Der Ethiker selbst hält Suizidbeihilfe für vertretbar und ist genau aus diesem Grund gegen eine gesetzliche Regelung. Denn bisher ist die Suizidbeihilfe in Deutschland erlaubt, solange sie nicht gewerbsmäßig betrieben wird und auf Profit ausgelegt ist. Eine gesetzliche Regelung könnte zu weiteren Einschränkungen führen. Simon gibt ein Beispiel: Falls in einem künftigen Gesetz stehe, dass Suizidbeihilfe erlaubt sei, wenn eine Krankheit mit tödlichem Verlauf vorliege, schließe das all diejenigen aus, die eben nicht an einer tödlichen Krankheit litten; zum Beispiel Querschnittsgelähmte. Letztlich müsse sogar der Arzt, der sie dennoch leistet, mit einer Bestrafung nach dem Strafrecht rechnen.

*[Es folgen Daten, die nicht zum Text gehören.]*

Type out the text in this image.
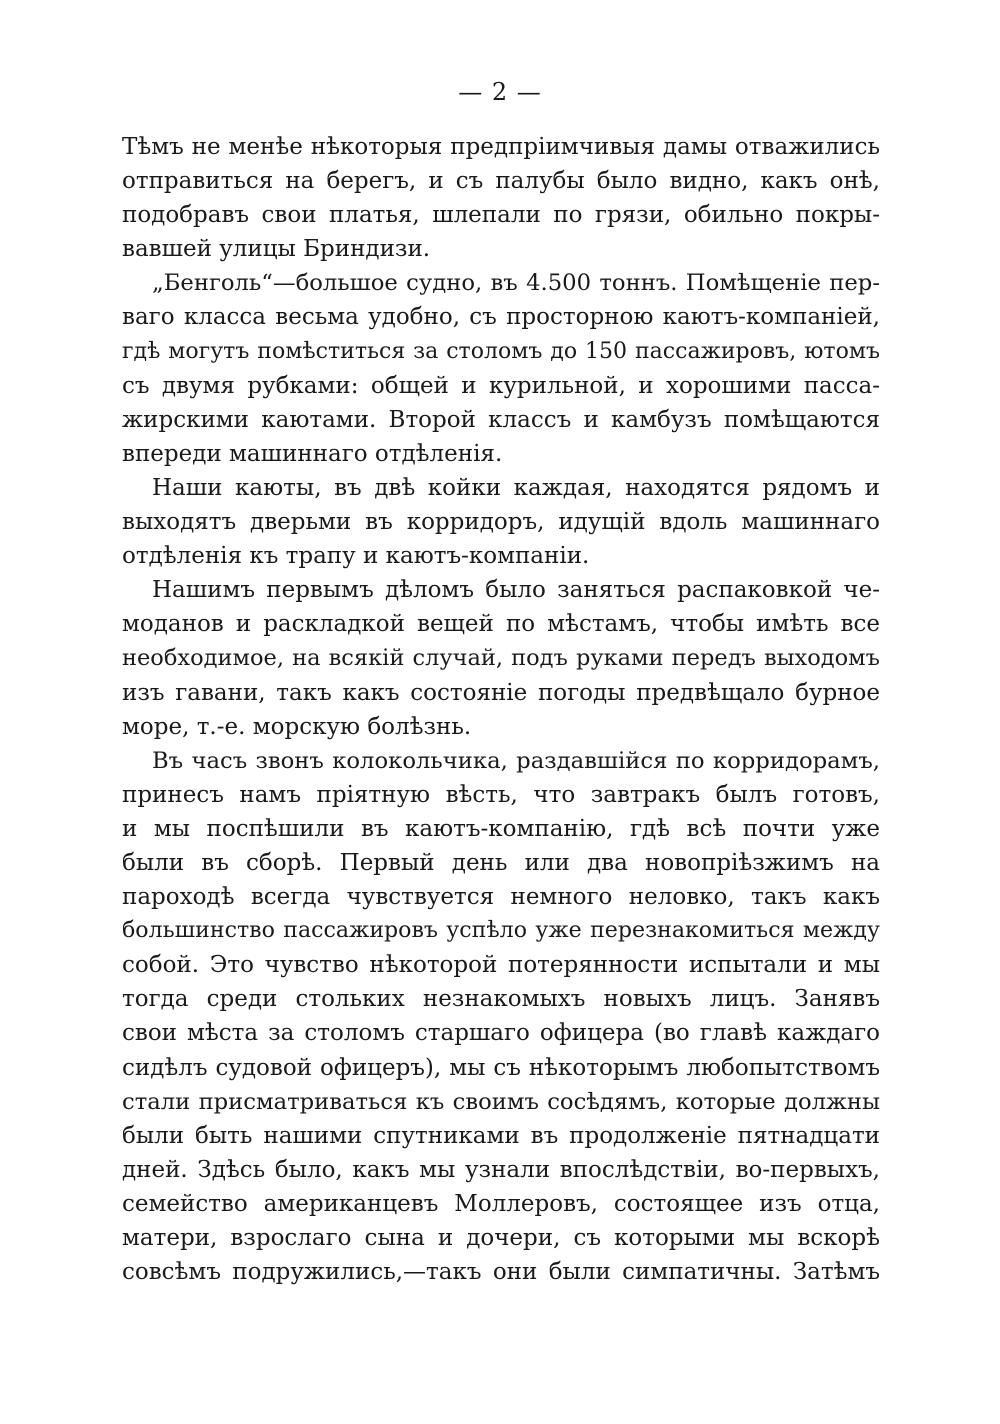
— 2 —

Тѣмъ не менѣе нѣкоторыя предпріимчивыя дамы отважились
отправиться на берегъ, и съ палубы было видно, какъ онѣ,
подобравъ свои платья, шлепали по грязи, обильно покры-
вавшей улицы Бриндизи.

„Бенголь“—большое судно, въ 4.500 тоннъ. Помѣщеніе пер-
ваго класса весьма удобно, съ просторною каютъ-компаніей,
гдѣ могутъ помѣститься за столомъ до 150 пассажировъ, ютомъ
съ двумя рубками: общей и курильной, и хорошими пасса-
жирскими каютами. Второй классъ и камбузъ помѣщаются
впереди машиннаго отдѣленія.

Наши каюты, въ двѣ койки каждая, находятся рядомъ и
выходятъ дверьми въ корридоръ, идущій вдоль машиннаго
отдѣленія къ трапу и каютъ-компаніи.

Нашимъ первымъ дѣломъ было заняться распаковкой че-
моданов и раскладкой вещей по мѣстамъ, чтобы имѣть все
необходимое, на всякій случай, подъ руками передъ выходомъ
изъ гавани, такъ какъ состояніе погоды предвѣщало бурное
море, т.-е. морскую болѣзнь.

Въ часъ звонъ колокольчика, раздавшійся по корридорамъ,
принесъ намъ пріятную вѣсть, что завтракъ былъ готовъ,
и мы поспѣшили въ каютъ-компанію, гдѣ всѣ почти уже
были въ сборѣ. Первый день или два новопріѣзжимъ на
пароходѣ всегда чувствуется немного неловко, такъ какъ
большинство пассажировъ успѣло уже перезнакомиться между
собой. Это чувство нѣкоторой потерянности испытали и мы
тогда среди стольких незнакомыхъ новыхъ лицъ. Занявъ
свои мѣста за столомъ старшаго офицера (во главѣ каждаго
сидѣлъ судовой офицеръ), мы съ нѣкоторымъ любопытствомъ
стали присматриваться къ своимъ сосѣдямъ, которые должны
были быть нашими спутниками въ продолженіе пятнадцати
дней. Здѣсь было, какъ мы узнали впослѣдствіи, во-первыхъ,
семейство американцевъ Моллеровъ, состоящее изъ отца,
матери, взрослаго сына и дочери, съ которыми мы вскорѣ
совсѣмъ подружились,—такъ они были симпатичны. Затѣмъ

"Wenn man den Suizid für moralisch zulässig hält, gilt das für die Beihilfe logischerweise auch", begründet Simon seine Haltung. Der Deutsche Ärztetag und die Bundesärztekammer sehen die Beihilfe jedoch als Verstoß gegen das Berufsethos und haben sie deshalb verboten. Ärzten, die sich nicht daran halten, droht der Verlust ihrer Approbation. "Das belastet die Ärzte", sagt Simon. Immerhin hätten Umfragen ergeben, dass ein Drittel von ihnen dazu bereit wäre, Sterbehilfe zu leisten. Und: Eine Legalisierung würde die anderen Ärzte im Umkehrschluss auch nicht dazu verpflichten. Auch Simon argumentiert letztlich mit dem Argument der Autonomie, wenn er sagt: "Es gibt ein Recht auf Leben, aber keine Pflicht zu leben."
"Natürlich gibt es keine Pflicht zu leben", sagt auch Pfarrer Peitzmann. Aber impliziere das nicht, dass man auch beim Sterben helfen müsse. Falls eine gesetzliche Regelung die Sterbehilfe ausdrücklich erlaube, fürchtet der Seelsorger anders als Simon durchaus einen Anstieg der Suizidbeihilfe. "Wenn es ein Recht auf Suizidbeihilfe gibt, muss es auch Einrichtungen geben, wo das möglich ist", sagt er. Und er ist sich ebenfalls sicher: Ein Gesetz zur Suizidbeihilfe würde auch Tür und Tor für eine Debatte um die aktive Sterbehilfe öffnen.
Splitter schüttelt den Kopf, sagt, dass niemand – auch er – ein Interesse an einer Legalisierung der Tötung auf Verlangen habe. Obwohl er ja schon Verständnis für den Wunsch habe – wenn das Vertrauensverhältnis stimmt.